Mike: The laconic hitman returns from Mexico with a desire to avenge his dearly departed boss, but ends up helping Walter and Jesse erase the laptop. He may be temporarily on board with the new arrangement, but Mike is smart enough to know that Walter’s grasp of the situation is about as solid as those puffs of smoke in the show’s title sequence. 6 blue crystals out of 10.

Skylar: Sure, she was cool with being a crime-boss’s wife when it was limited to the familiar trappings of money laundering, but Skylar’s only beginning to realize the extent of her husband’s monstrous descent.

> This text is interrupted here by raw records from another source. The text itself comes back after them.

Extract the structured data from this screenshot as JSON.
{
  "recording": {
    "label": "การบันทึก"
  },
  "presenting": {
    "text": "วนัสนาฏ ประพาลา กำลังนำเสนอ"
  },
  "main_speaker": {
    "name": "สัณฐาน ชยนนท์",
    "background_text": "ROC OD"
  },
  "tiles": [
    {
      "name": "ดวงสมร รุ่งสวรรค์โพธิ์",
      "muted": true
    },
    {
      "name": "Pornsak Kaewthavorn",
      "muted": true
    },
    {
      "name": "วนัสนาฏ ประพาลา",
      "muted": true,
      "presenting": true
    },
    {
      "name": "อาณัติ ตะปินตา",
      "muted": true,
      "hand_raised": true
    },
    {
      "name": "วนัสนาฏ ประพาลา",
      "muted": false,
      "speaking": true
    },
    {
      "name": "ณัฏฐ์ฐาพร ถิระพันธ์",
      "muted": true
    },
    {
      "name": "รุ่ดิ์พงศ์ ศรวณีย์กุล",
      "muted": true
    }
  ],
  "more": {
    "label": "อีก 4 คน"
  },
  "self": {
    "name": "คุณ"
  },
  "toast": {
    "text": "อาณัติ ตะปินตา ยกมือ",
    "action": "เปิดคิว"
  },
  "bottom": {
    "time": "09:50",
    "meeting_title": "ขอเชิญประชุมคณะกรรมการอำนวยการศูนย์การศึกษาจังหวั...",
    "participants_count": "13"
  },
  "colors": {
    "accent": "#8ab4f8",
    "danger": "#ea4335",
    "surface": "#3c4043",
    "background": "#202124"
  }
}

Her guilt over Ted’s condition and her freaked-out expression when Walter calmly utters his twistedly ironic, “I forgive you” suggests she’s not quite as willing to break bad as her husband. 5 blue crystals out of 10.

Hank: After a rough season which saw him bedridden from a bloody cartel attack and ridiculed by his DEA coworkers, Hank’s back on top, having had his suspicions about Gus Fring proven correct. With Gus out of the way, we’re betting Hank becomes Walter’s biggest adversary. It’s only a matter of time before Hank realizes his milquetoast brother-in-law is really the great Heisenberg he’s been hunting for all along. 2 blue crystals out of 10.

Walter Jr.: This kid may not be breaking bad yet, but just wait until he finds out his dad will be enjoying breakfast foods without him a year from now. The nerve! 0 blue crystals out of 10.